Shortly after publishing an interview with Popov, Motherboard received several inquiries, tips, and complaints about links to our article popping up in a load of Google Analytics dashboards.
“My website’s getting suspicious traffic from motherboard.vice.com—all from Russia, Moscow, St. Petersburg, etc. The traffic caused me [sic] site to go down for a couple hours this morning,” one person wrote in an email to the main Motherboard inbox.
“We are being spammed from motherboard.vice.com the traffic is coming from Moscow,” another wrote.
To be clear, this is not anything that VICE or Motherboard is doing. Instead, someone is including a link to the article in their own Google Analytics spam. The likely explanation is Google’s “Measurement Protocol,” which allows developers to send data directly to Google Analytics servers. It looks like the traffic is coming from Motherboard, but, in reality, it’s not.
Popov did the same thing when The Next Web published an article about his tactics back in November, and it seems likely the same may happen with the article you’re reading now.
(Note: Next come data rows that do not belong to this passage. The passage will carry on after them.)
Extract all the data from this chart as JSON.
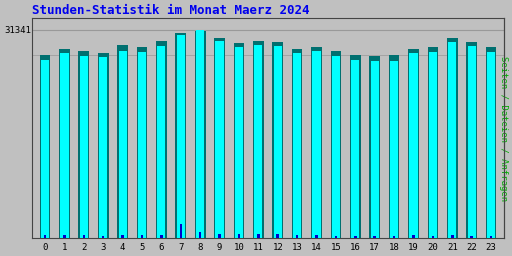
{
  "title": "Stunden-Statistik im Monat Maerz 2024",
  "title_color": "#0000ee",
  "title_fontsize": 9,
  "ylabel_right": "Seiten / Dateien / Anfragen",
  "ylabel_right_color": "#00aa00",
  "background_color": "#c0c0c0",
  "plot_bg_color": "#c0c0c0",
  "hours": [
    0,
    1,
    2,
    3,
    4,
    5,
    6,
    7,
    8,
    9,
    10,
    11,
    12,
    13,
    14,
    15,
    16,
    17,
    18,
    19,
    20,
    21,
    22,
    23
  ],
  "seiten": [
    26800,
    27800,
    27400,
    27200,
    28200,
    28000,
    28900,
    30600,
    31341,
    29600,
    28800,
    29000,
    28900,
    27800,
    28100,
    27400,
    26800,
    26600,
    26700,
    27800,
    28000,
    29500,
    28900,
    28000
  ],
  "dateien": [
    27500,
    28400,
    28200,
    27800,
    29000,
    28700,
    29600,
    30900,
    31200,
    30100,
    29400,
    29600,
    29500,
    28500,
    28800,
    28100,
    27600,
    27400,
    27500,
    28500,
    28700,
    30100,
    29500,
    28700
  ],
  "anfragen": [
    380,
    480,
    390,
    290,
    390,
    390,
    490,
    2100,
    860,
    670,
    580,
    670,
    570,
    390,
    390,
    290,
    240,
    290,
    340,
    390,
    340,
    390,
    340,
    290
  ],
  "ymax": 31341,
  "ytick_label": "31341",
  "bar_color_seiten": "#00ffff",
  "bar_color_dateien": "#007070",
  "bar_color_anfragen": "#0000cc",
  "grid_color": "#999999",
  "border_color": "#444444",
  "font_family": "monospace"
}
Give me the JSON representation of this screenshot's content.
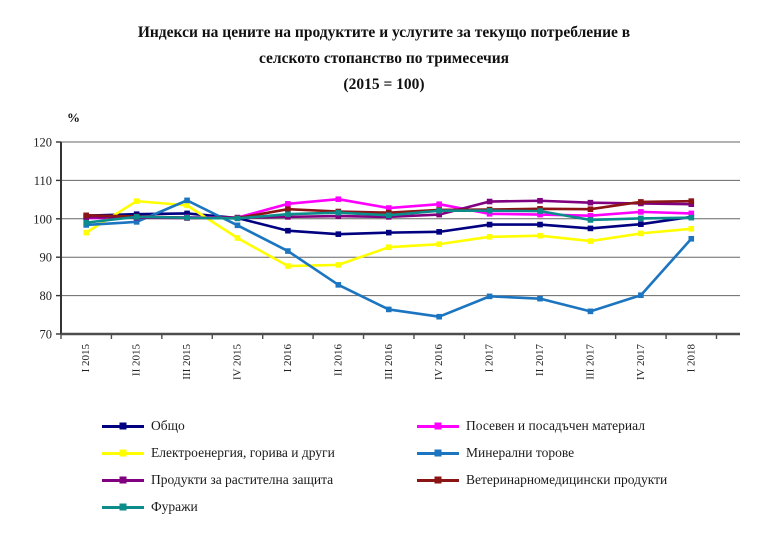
{
  "title": {
    "line1": "Индекси на цените на продуктите и услугите за текущо потребление в",
    "line2": "селското стопанство по тримесечия",
    "line3": "(2015 = 100)"
  },
  "chart_data": {
    "type": "line",
    "title": "Индекси на цените на продуктите и услугите за текущо потребление в селското стопанство по тримесечия (2015 = 100)",
    "ylabel": "%",
    "unit_label": "%",
    "ylim": [
      70,
      120
    ],
    "yticks": [
      70,
      80,
      90,
      100,
      110,
      120
    ],
    "grid": true,
    "legend_position": "bottom",
    "categories": [
      "I 2015",
      "II 2015",
      "III 2015",
      "IV 2015",
      "I 2016",
      "II 2016",
      "III 2016",
      "IV 2016",
      "I 2017",
      "II 2017",
      "III 2017",
      "IV 2017",
      "I 2018"
    ],
    "series": [
      {
        "name": "Общо",
        "color": "#000080",
        "values": [
          100.8,
          101.2,
          101.4,
          100.2,
          96.9,
          96.0,
          96.4,
          96.6,
          98.5,
          98.5,
          97.5,
          98.6,
          100.5
        ]
      },
      {
        "name": "Посевен и посадъчен материал",
        "color": "#FF00FF",
        "values": [
          100.2,
          100.3,
          100.4,
          100.3,
          103.9,
          105.1,
          102.8,
          103.8,
          101.3,
          101.1,
          100.8,
          101.8,
          101.4
        ]
      },
      {
        "name": "Електроенергия, горива и други",
        "color": "#FFFF00",
        "values": [
          96.4,
          104.6,
          103.5,
          95.0,
          87.7,
          88.0,
          92.6,
          93.4,
          95.3,
          95.6,
          94.2,
          96.2,
          97.4
        ]
      },
      {
        "name": "Минерални торове",
        "color": "#1B75C0",
        "values": [
          98.4,
          99.2,
          104.8,
          98.3,
          91.6,
          82.8,
          76.4,
          74.5,
          79.8,
          79.2,
          75.9,
          80.1,
          94.8
        ]
      },
      {
        "name": "Продукти за растителна защита",
        "color": "#800080",
        "values": [
          100.4,
          100.3,
          100.2,
          100.3,
          100.5,
          100.7,
          100.5,
          101.1,
          104.5,
          104.7,
          104.2,
          104.0,
          103.8
        ]
      },
      {
        "name": "Ветеринарномедицински продукти",
        "color": "#8B1414",
        "values": [
          100.9,
          100.6,
          100.3,
          100.2,
          102.5,
          101.9,
          101.6,
          102.3,
          102.4,
          102.6,
          102.5,
          104.4,
          104.6
        ]
      },
      {
        "name": "Фуражи",
        "color": "#0D8C8C",
        "values": [
          99.0,
          100.5,
          100.3,
          100.1,
          101.2,
          101.6,
          100.9,
          102.1,
          102.1,
          102.0,
          99.7,
          100.1,
          100.3
        ]
      }
    ]
  }
}
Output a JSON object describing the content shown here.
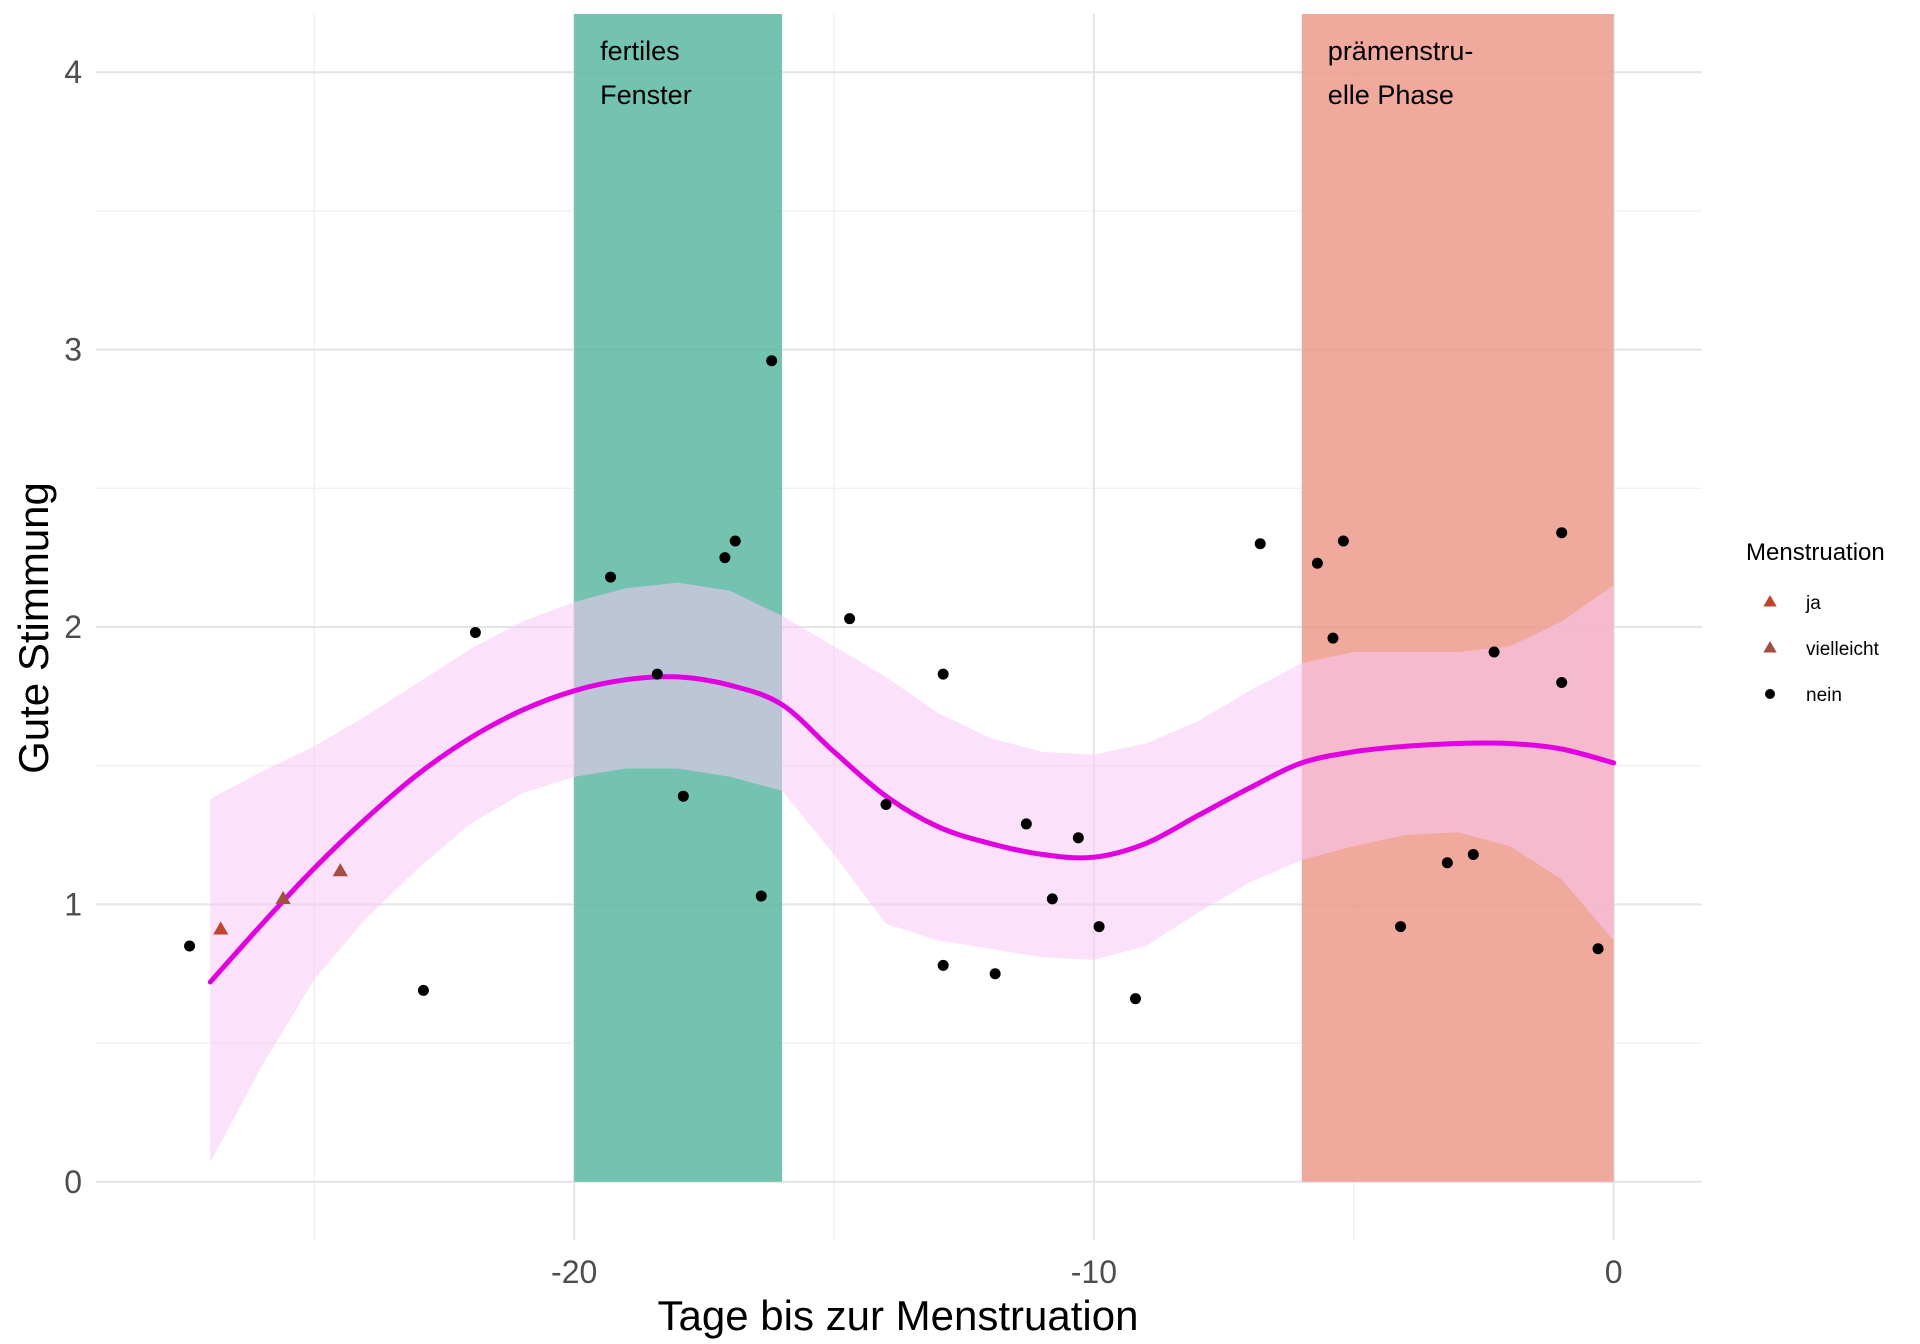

Popov did not respond to a request for comment on this latest wave of spam, and there are workarounds that analysts can use to stop the flow of unwanted, fake referrals.
Analytics spam isn’t new, and some analysts think that Google has curbed the problem, at least temporarily, over the years.
“Unfortunately, it didn’t take long for the spammers to respond and soon the spam was flowing again,” Carlos Escalera writes on oHow.co. Google did not provide comment in time for publication.
As for why Popov is pushing analytics spam, part of it is about “personal glory. I like my name—Vitaly Popov and want that it was known,” he previously told Motherboard.
With that in mind, some victims of the spam want to stop Popov for good.
“I think I figured out how to take Vitaly Popov out of commission. I’m going to hit him where it hurts, the one thing he loves most: his name,” Michael Sitver, a “maker” and political science student at the University of Chicago, told Motherboard in an email.
Sitver has purchased vitalypopov.com, and in an open letter says he will redirect the domain to wherever Popov wants. As long as Popov agrees to stop spamming Google Analytics, that is.
“I’ll even redirect it to the website of your favourite person, Donald Trump,” Sitver writes.
However, at the time of writing, vitalypopov.com redirects visitors through to the Urban Dictionary’s page on “asshole.”
“someone being arrogant, rude, obnoxious, or just a total dickhead…” the entry reads.